Quelques chiens, des portées de chats, un poisson rouge doté d’un talent unique, un cochon d’Inde oublié dans un déménagement, des marmottes, une moufette et surtout Billy, le chien fou: les souvenirs de Joël Martel se déroulent selon l’arrivée et le départ des animaux qui ont fait partie de sa vie dans son 2e roman, Le chien ne meurt pas à la fin.

Après le succès de Comme un long accident de char en 2024, l’auteur almatois « poursuit sa démarche singulière campée entre humour absurde, altruisme et autodérision, et confirme sa place de romancier dans le paysage littéraire québécois », peut-on lire en quatrième de couverture de l’ouvrage qui, selon son auteur, est comparable à un feel good movie de 264 pages.

« J’explore ma vie à travers chaque animal que j’ai eu et avec lequel j’ai eu de bons rapports. Je trouvais que mes animaux, c’était un bon prétexte pour revisiter le temps. Qu’on le veuille ou non, nos animaux ont une influence sur nos décisions. »

Plus léger que le premier

Si la mort est un thème commun aux deux premiers romans de Joël Martel, dans Le chien ne meurt pas à la fin, elle est abordée avec plus de légèreté, affirme l’auteur.

« Mon premier livre était quand même assez sombre, tandis que là, je voulais faire quelque chose qui donne le sourire. Oui, il y a des moments dramatiques dans le livre, mais ce n’est pas l’ambiance générale. Les moments dramatiques, ils vont arriver dans le détour, juste après que les gens ont ri un bon coup et qu’ils ne s’y attendent pas. J’aime ça prendre les gens par surprise. »

Les deux premiers ouvrages signés par Joël Martel ont également comme point commun d’avoir été écris avec humour.
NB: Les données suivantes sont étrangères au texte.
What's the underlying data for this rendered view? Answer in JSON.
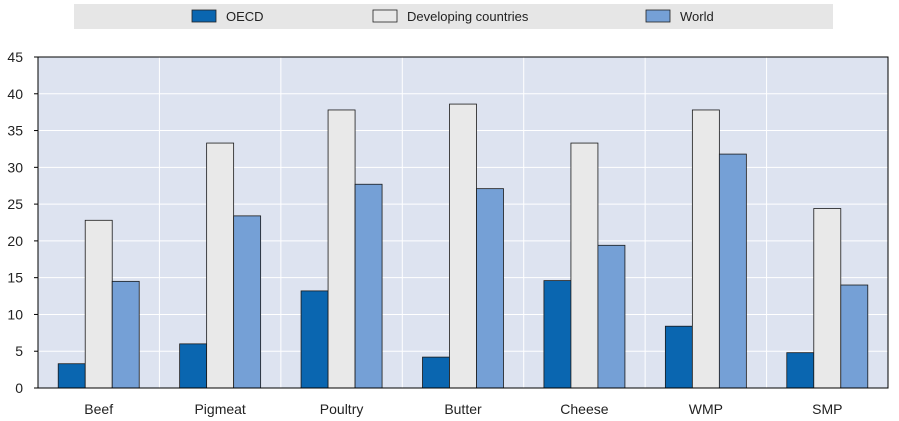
{
  "chart_data": {
    "type": "bar",
    "title": "",
    "xlabel": "",
    "ylabel": "",
    "ylim": [
      0,
      45
    ],
    "yticks": [
      0,
      5,
      10,
      15,
      20,
      25,
      30,
      35,
      40,
      45
    ],
    "grid": true,
    "legend_position": "top",
    "categories": [
      "Beef",
      "Pigmeat",
      "Poultry",
      "Butter",
      "Cheese",
      "WMP",
      "SMP"
    ],
    "series": [
      {
        "name": "OECD",
        "color": "#0a66b0",
        "values": [
          3.3,
          6.0,
          13.2,
          4.2,
          14.6,
          8.4,
          4.8
        ]
      },
      {
        "name": "Developing countries",
        "color": "#e9e9e9",
        "values": [
          22.8,
          33.3,
          37.8,
          38.6,
          33.3,
          37.8,
          24.4
        ]
      },
      {
        "name": "World",
        "color": "#75a0d6",
        "values": [
          14.5,
          23.4,
          27.7,
          27.1,
          19.4,
          31.8,
          14.0
        ]
      }
    ],
    "colors": {
      "plot_background": "#dde3f0",
      "legend_background": "#e6e6e6",
      "grid": "#ffffff",
      "axis": "#000000"
    }
  }
}
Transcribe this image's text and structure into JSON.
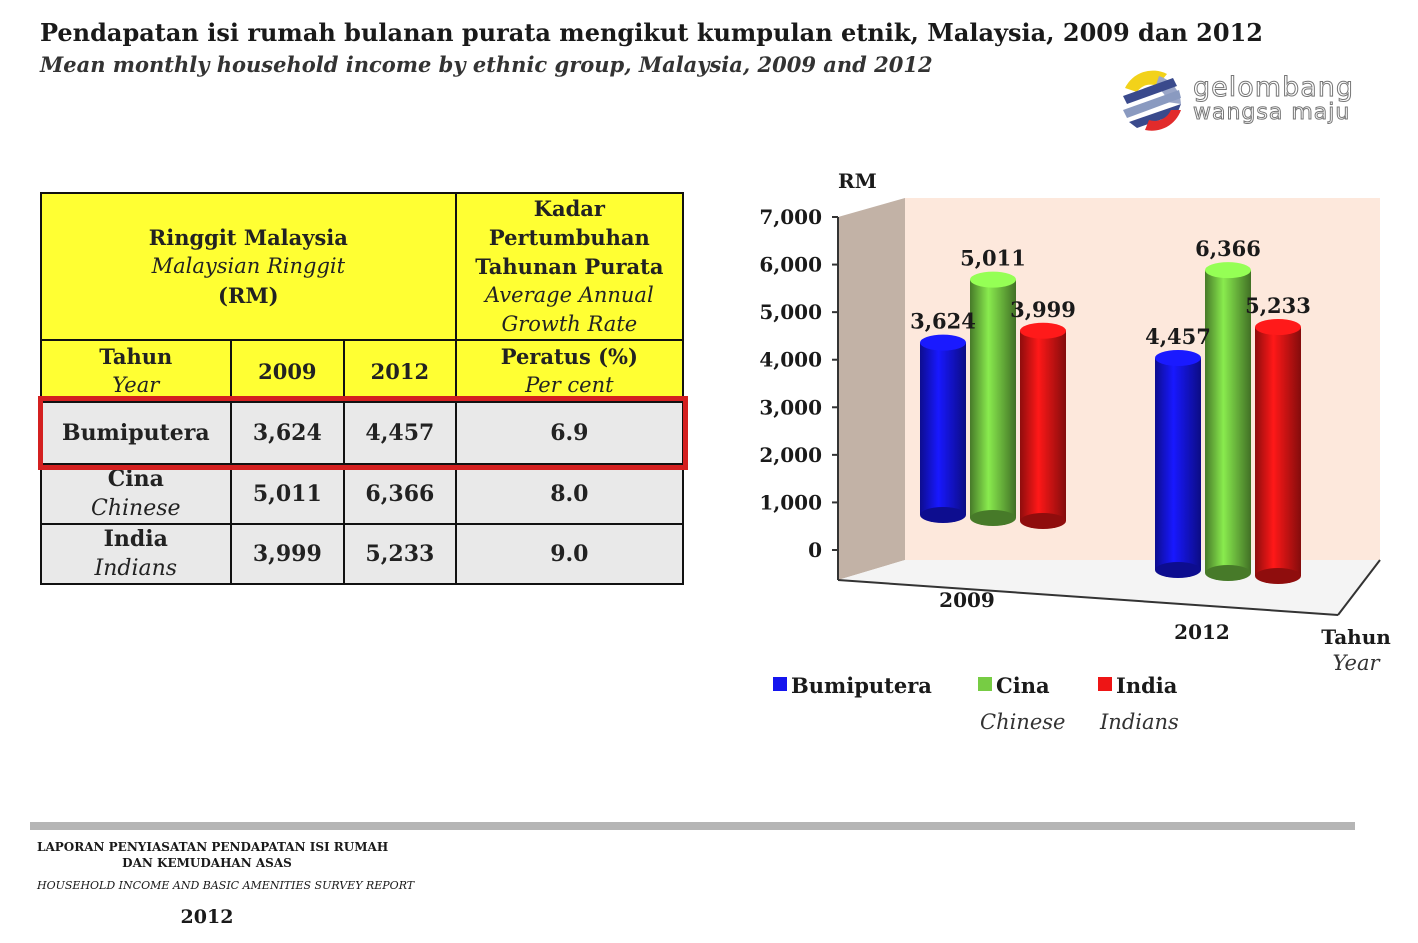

Un humour fin, caractéristique de l’auteur, qui se reconnaît notamment par l’intelligence de son absurdité.

En bref, dans Le chien ne meurt pas à la fin, c’est paisiblement que le lecteur vogue entre « scènes désopilantes et moments touchants ».

Pour tout le monde

Joël Martel insiste par ailleurs sur le caractère accessible de sa plus récente parution.

« Pour moi, dit-il, ç’a toujours été super important d’avoir un niveau de langage et des structures de phrases qui parlent à tout le monde. Sans dire que je vais aller vers le plus petit dénominateur commun, j’aime vraiment quand quelqu’un me dit qu’il a pleuré en lisant mon livre dans un garage ou dans une shop ».

Le chien ne meurt pas à la fin, publié aux éditions La Mèche, est disponible en ligne ainsi que dans toutes les bonnes librairies. Le lancement du livre a eu lieu le 6 août dernier au Café du Clocher, à Alma.